The King’s Daughter by Sandra Worth
Unless I am mistaken, Elizabeth of York is the only woman in English history ever to have been daughter, sister, niece, wife, and mother to English kings. If there is any woman whose life was dramatic enough to write about, it is probably Elizabeth.
Elizabeth lived near the end of the War of the Roses. Daughter of the Yorkist King Edward the IV, she lived through the reign of her father, the ever so brief reign of her younger brother Edward V (one of the ‘Princes in the Tower‘), that of her uncle Richard III, and was eventually married to the man who defeated and killed Richard III in battle, Lancastrian Henry VII in an attempt to end the War of the Roses and unite the Lancastrian and Yorkist lines. In addition, Elizabeth’s mother, Elizabeth Woodville is one of the most controversial English queens of history and her son, Henry VIII would perhaps become the best known English king – if only for all the wives he went through.
Clearly there is no shortage of drama in Elizabeth’s life. I very much appreciated that, at least so far as I could tell, Worth did not try to infuse the story with any additional drama, as some historical novelists attempt to do. In fact, she paints nearly all of her characters – including Richard and Henry as complex and human, instead of as evil monsters. Elizabeth Woodville and Lady Margaret Beaufort are not looked upon kindly, but even then Worth seems to be painting them as Elizabeth of York might have seen them, instead of as if she herself had an agenda as to what they did or did not do.
Everything in the novel was very believable, if it is not precisely how things happened, it certainly could have been.

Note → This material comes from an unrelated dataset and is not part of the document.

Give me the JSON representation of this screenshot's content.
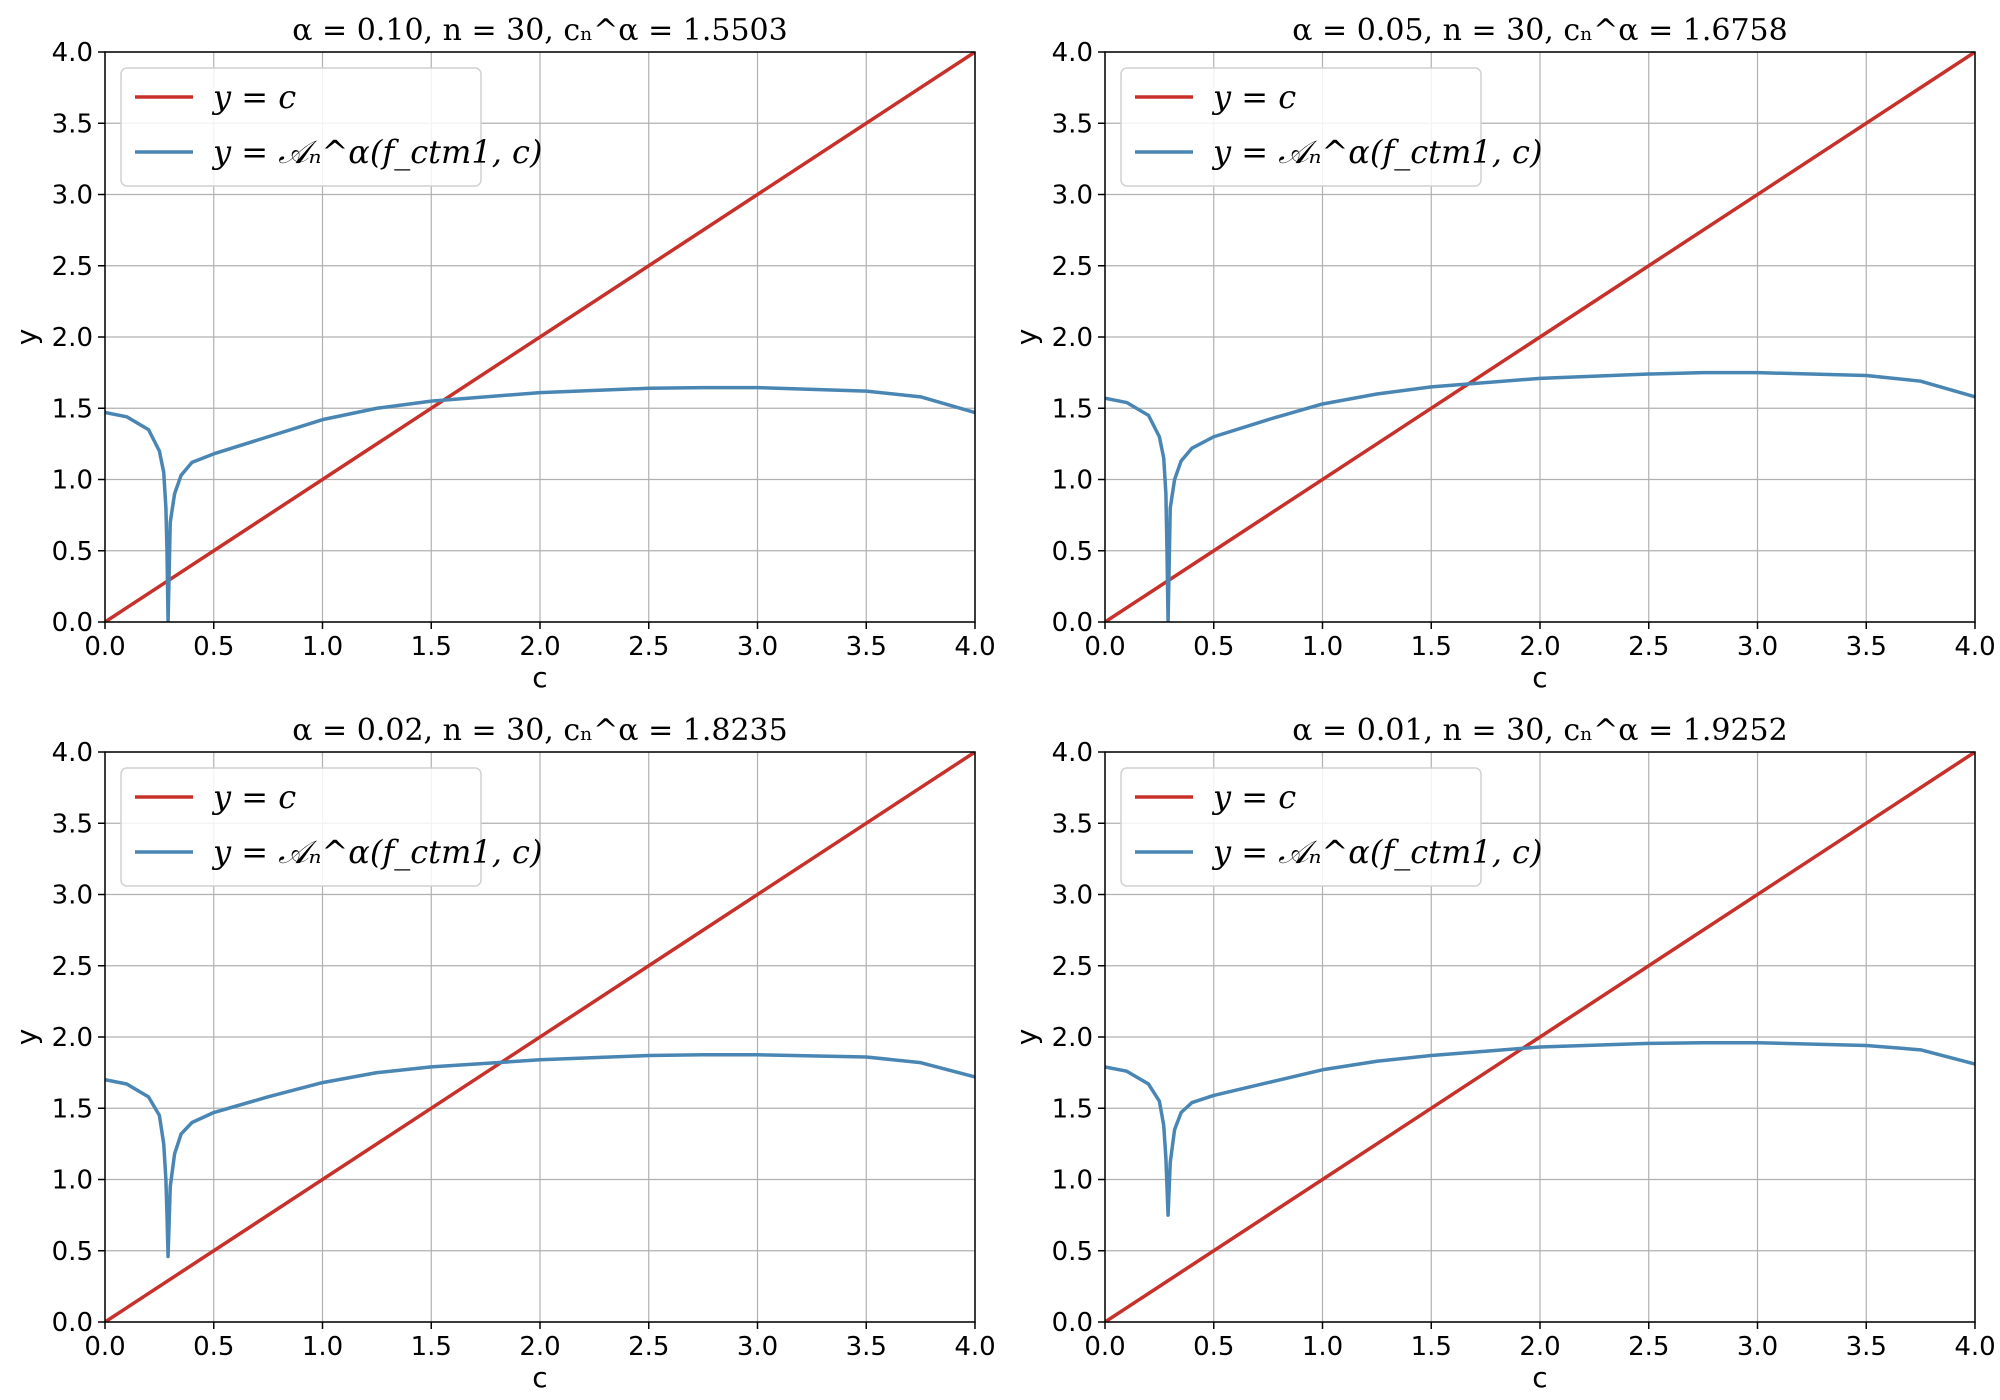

No wild, untoward leaps seem to have been taken with the history, and everything the characters did seemed internally consistent with how Worth wrote them, including the relationship between Elizabeth and Henry.
I really enjoyed reading “The King’s Daughter.” It is an example of solidly good historical fiction (and Worth wrote a loooong author’s note in the back explaining her research and what may and may not be true. I looove that). I read “The King’s Daughter” in under 48 hours, which means it is the book to successfully pull me completely out of my book funk, which is absolutely fabulous. I will definitely be looking for more of Worth’s work.
“The King’s Daughter” will be released in paperback on December 2nd and is available for preorder.